3. Wire it to your agent

# Claude Code: one-liner setup
echo '{"hooks":{"PreToolUse":[{"matcher":"","hooks":[{"type":"command","command":"lilith-zero hook --policy $(pwd)/policy.yaml"}]}]}}' \
  > .claude/settings.json

4. Environment variables

Variable	Description	Default
`LILITH_ZERO_FORCE_LETHAL_TRIFECTA`	Global override: enforces trifecta protection regardless of policy.	`false`
`LILITH_ZERO_SECURITY_LEVEL`	`audit_only` or `block_params`.	`block_params`
`LILITH_ZERO_JWT_SECRET`	HMAC secret for external audience token verification.	:
`LOG_LEVEL`	`debug` / `info` / `warn` / `error`.	`info`

Observability

Audit Logs

Every decision: ALLOW and DENY: emits a tamper-evident JSONL line to stderr:

[AUDIT] <HMAC-SHA256-base64url> {"session_id":"…","timestamp":…,"event_type":"Decision","details":{"decision":"DENY","tool_name":"curl"}}

Verifying the signature against the session key proves the log was not altered after the fact.

lilith-telemetry

lilith-telemetry is a companion sidecar that aggregates Lilith Zero security events into structured, distributed traces. It implements the TelemetryHook trait and routes spans through a configurable Flock dispatch pipeline.
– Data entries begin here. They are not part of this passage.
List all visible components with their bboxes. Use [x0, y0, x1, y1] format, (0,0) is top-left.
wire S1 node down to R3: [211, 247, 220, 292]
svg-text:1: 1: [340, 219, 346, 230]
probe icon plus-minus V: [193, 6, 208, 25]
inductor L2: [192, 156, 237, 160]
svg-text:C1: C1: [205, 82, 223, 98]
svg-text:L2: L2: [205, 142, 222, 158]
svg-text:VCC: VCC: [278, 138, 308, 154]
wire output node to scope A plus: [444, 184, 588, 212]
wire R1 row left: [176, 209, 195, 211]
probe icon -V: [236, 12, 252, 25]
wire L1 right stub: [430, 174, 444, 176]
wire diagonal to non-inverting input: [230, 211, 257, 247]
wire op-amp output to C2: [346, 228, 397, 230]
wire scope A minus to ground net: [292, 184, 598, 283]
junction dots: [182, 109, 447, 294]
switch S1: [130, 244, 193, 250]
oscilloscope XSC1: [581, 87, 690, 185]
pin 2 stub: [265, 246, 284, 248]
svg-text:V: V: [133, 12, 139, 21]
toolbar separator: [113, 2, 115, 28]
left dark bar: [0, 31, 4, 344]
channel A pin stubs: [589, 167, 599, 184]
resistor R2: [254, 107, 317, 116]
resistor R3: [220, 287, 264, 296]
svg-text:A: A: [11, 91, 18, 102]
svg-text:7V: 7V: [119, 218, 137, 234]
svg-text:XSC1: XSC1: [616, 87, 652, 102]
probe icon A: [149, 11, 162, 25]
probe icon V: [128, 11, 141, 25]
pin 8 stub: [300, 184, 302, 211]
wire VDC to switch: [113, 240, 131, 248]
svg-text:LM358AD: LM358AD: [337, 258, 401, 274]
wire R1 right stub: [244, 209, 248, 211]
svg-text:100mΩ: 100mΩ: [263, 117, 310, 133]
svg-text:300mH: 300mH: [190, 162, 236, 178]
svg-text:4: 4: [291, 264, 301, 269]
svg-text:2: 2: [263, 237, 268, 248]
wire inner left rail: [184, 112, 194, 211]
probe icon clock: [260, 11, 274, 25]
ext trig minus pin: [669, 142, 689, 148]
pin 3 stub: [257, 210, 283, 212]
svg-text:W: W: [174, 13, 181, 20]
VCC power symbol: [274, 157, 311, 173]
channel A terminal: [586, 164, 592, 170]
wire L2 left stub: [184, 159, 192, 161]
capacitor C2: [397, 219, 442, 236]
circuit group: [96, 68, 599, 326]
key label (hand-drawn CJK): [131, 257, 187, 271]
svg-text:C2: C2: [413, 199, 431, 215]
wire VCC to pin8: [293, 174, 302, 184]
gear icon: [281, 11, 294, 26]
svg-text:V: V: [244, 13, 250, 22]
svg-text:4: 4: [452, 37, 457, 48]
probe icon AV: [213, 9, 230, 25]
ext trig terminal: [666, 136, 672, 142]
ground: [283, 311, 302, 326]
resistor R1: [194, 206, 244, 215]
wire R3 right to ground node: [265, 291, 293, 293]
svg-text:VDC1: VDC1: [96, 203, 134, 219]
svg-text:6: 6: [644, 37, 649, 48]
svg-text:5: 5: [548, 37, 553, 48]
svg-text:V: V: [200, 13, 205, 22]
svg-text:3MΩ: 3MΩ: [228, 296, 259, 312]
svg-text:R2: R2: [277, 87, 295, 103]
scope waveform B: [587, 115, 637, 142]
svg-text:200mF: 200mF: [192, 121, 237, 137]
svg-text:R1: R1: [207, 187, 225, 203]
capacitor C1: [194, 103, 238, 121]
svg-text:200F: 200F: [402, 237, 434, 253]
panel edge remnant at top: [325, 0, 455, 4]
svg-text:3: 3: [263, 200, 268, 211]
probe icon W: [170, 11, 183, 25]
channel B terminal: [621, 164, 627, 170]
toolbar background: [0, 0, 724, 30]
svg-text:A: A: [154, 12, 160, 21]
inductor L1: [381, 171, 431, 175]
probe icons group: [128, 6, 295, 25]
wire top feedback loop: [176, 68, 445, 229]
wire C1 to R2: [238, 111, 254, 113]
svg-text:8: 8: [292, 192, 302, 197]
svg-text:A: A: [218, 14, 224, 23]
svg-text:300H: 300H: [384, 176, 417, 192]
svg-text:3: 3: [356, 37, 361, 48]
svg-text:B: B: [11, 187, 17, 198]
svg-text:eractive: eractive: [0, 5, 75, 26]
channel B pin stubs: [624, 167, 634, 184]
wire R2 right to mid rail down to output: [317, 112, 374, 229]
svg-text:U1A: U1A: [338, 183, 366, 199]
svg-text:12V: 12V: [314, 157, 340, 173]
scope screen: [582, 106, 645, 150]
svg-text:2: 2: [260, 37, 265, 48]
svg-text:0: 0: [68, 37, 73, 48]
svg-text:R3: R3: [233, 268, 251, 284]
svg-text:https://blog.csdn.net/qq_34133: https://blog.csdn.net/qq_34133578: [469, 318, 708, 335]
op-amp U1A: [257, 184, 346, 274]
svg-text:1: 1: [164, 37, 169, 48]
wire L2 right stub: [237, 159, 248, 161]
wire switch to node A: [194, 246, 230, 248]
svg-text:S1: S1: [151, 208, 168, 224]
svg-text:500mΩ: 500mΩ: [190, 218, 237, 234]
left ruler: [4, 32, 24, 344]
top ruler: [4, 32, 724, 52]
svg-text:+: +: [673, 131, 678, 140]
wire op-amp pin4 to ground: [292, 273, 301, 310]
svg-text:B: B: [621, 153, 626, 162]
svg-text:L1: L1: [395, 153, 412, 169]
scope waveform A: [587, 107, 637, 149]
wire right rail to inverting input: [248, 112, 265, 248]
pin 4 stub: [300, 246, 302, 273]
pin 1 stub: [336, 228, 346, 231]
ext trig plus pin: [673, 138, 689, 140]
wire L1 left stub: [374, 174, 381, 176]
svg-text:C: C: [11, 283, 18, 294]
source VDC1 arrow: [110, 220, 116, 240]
# Run with telemetry enabled (Flock link from your dashboard)
lilith-zero-telemetry run \
  --upstream-cmd "python mcp_server.py" \
  --policy policy.yaml \
  --flock-link "lilith://collector:7700?key_id=0x<hex>"

Each tool call produces a parent span with child spans for codec framing, policy evaluation, and the upstream call. Decisions are tagged LEVEL: ROUTINE (allow) or LEVEL: CRITICAL (deny/violation):

SESSION: 189e9a3a…  TRACE: 189e9a44…  SPAN: 189e9a44…  LEVEL: CRITICAL  KIND: Server
MSG: Blocked tool web_search: Web search prohibited after database access (exfiltration prevention)

Multi-tool interactions from a single LLM reasoning step are grouped into unified trace spans, enabling precise audit of the full agent decision chain.

Security & Assurance

Layer	Implementation	Status
Formal Verification	Kani Rust Verifier proofs: taint sanitization, overflow safety, session entropy	Verified
Fuzz Testing	Cargo Fuzz: JSON-RPC codec and policy parser	Active
Static Analysis	Clippy `-D warnings` + Cargo Audit supply chain	Passing
Red Teaming	Python SDK hermetic test suite: prompt injection, payload malformation, policy bypass	Passing
Type Safety	Rust (memory safety) + `mypy --strict` (Python SDK)	Enforced

View full SECURITY.md for proof harnesses and audit logs.

Performance

Micro-benchmarks (core logic):

Codec decoding: ~247 ns / message
Policy evaluation: ~660 ns / rule

End-to-end (Windows, release build, p50):

RPC overhead: < 0.5 ms
Startup: ~15 ms (process spawn + handshake)
Memory: ~4 MB RSS
Throughput: > 1.5 M validations/sec

Development

See docs/development.md for full setup.

# Rust core (from lilith-zero/)
cargo build && cargo test --all-features
cargo clippy --all-targets --all-features -- -D warnings

# Python SDK (from sdk/)
uv venv && uv pip install -e ".[dev]" && uv run pytest tests -v

License

Apache License, Version 2.0. See LICENSE.